Ketika pulang dari acara cukur rambut bersama, Langit, anak saya yang masih umur 4,5 tahun, dia melihat bus Transjogja dan melontarkan pernyataan, "Pak, Langit sudah lama tidak naik bis".Â
Saya jawab, "Iya, kan masih ada corona Lang. Orang-orang juga pada takut naik bis, karena potensi besar penularan virus." Seperti biasa saya menjawab dengan serius.Â
Langit kemudian melanjutkan, "Karena takut kena racun ya?"
"Lho, kok racun?" Saya heran.
"Lha iya, kan virusnya beracun?" Langit menjawab dengan mantab.
"Tahu dari mana kalau virus beracun?" Saya penasaran.
"Dari Youtube." Jawab Langit pendek.
Tidak jarang, Langit menyampaikan ide dan gagasan yang dia ketahui dari youtube dan ingin mempraktekkannya. Salah satunya adalah keinginan mencoba mencampur permen mentos coca cola. Berkali-kali dia merengek minta beli coca cola dan mentos, dan akhirnya saya turuti. Setelah bereksperimen, Langit senang dan puas. Besoknya dia bercerita kepada kawan-kawannya tentang eksperimennya dengan nada kebanggaan.
Terlepas dari pro dan kontra pengaruh Youtube pada anak, Youtube menjadi media yang cukup berpengaruh. Apalagi di masa belajar dari rumah ini, dimana metode pembelajaran melalui online, youtube menjadi salah satu media yang paling banyak diakses. Tinggal bagaimana kita mendampingi dan lebih-lebih mendiskusikan dan mengarahkan konten apa yang telah diakses oleh anak.
Pada dasarnya, anak belum tahu apa itu yang baik dan apa itu buruk sampai diberi dan diajarkan oleh orang tuanya. Maka, satu proses pendampingan dan diskusi dengan anak menjadi penting.
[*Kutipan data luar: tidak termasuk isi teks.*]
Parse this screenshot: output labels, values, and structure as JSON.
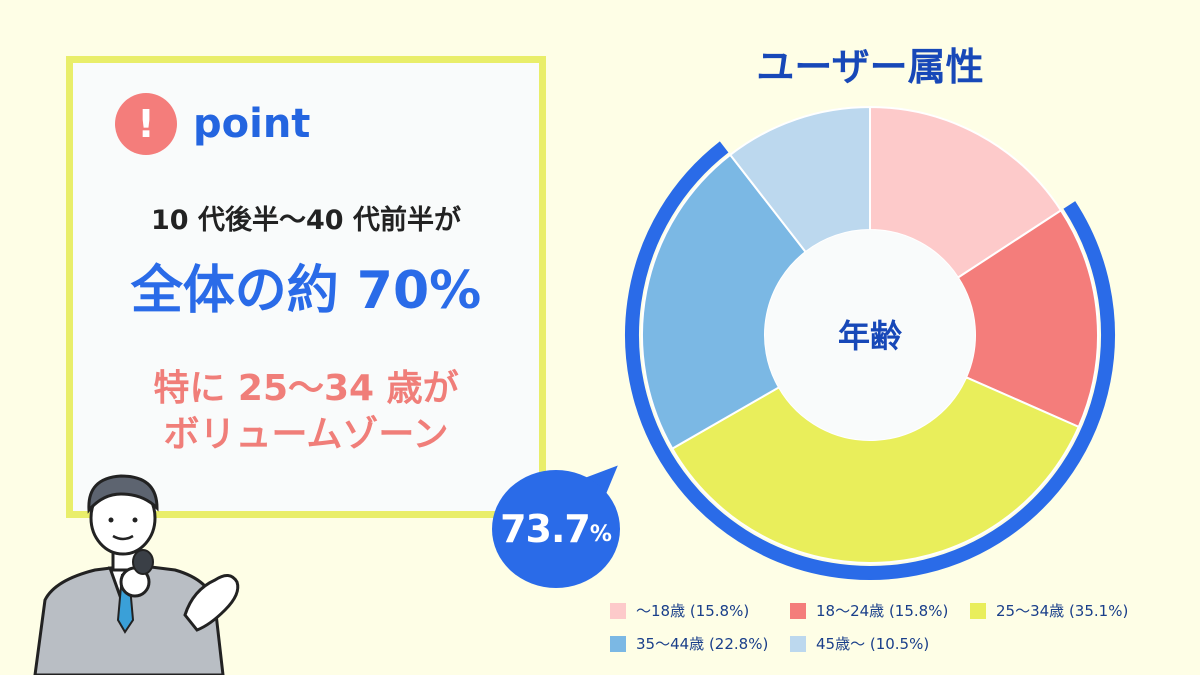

Minta anak untuk menceritakan apa yang telah dia tonton dan dia ketahui dari media elektronik, kemudian diskusikan, maka yang baik dan boleh atau harus diikuti, dan mana yang buruk dan harus dihindari.
Dari situ, akan ada kesadaran bahwa tidak semua informasi di media sosial itu benar, dan menumbuhkan tradisi konfirmasi dan mendiskusikan dengan terbuka tentang apa yang baik dan buruk.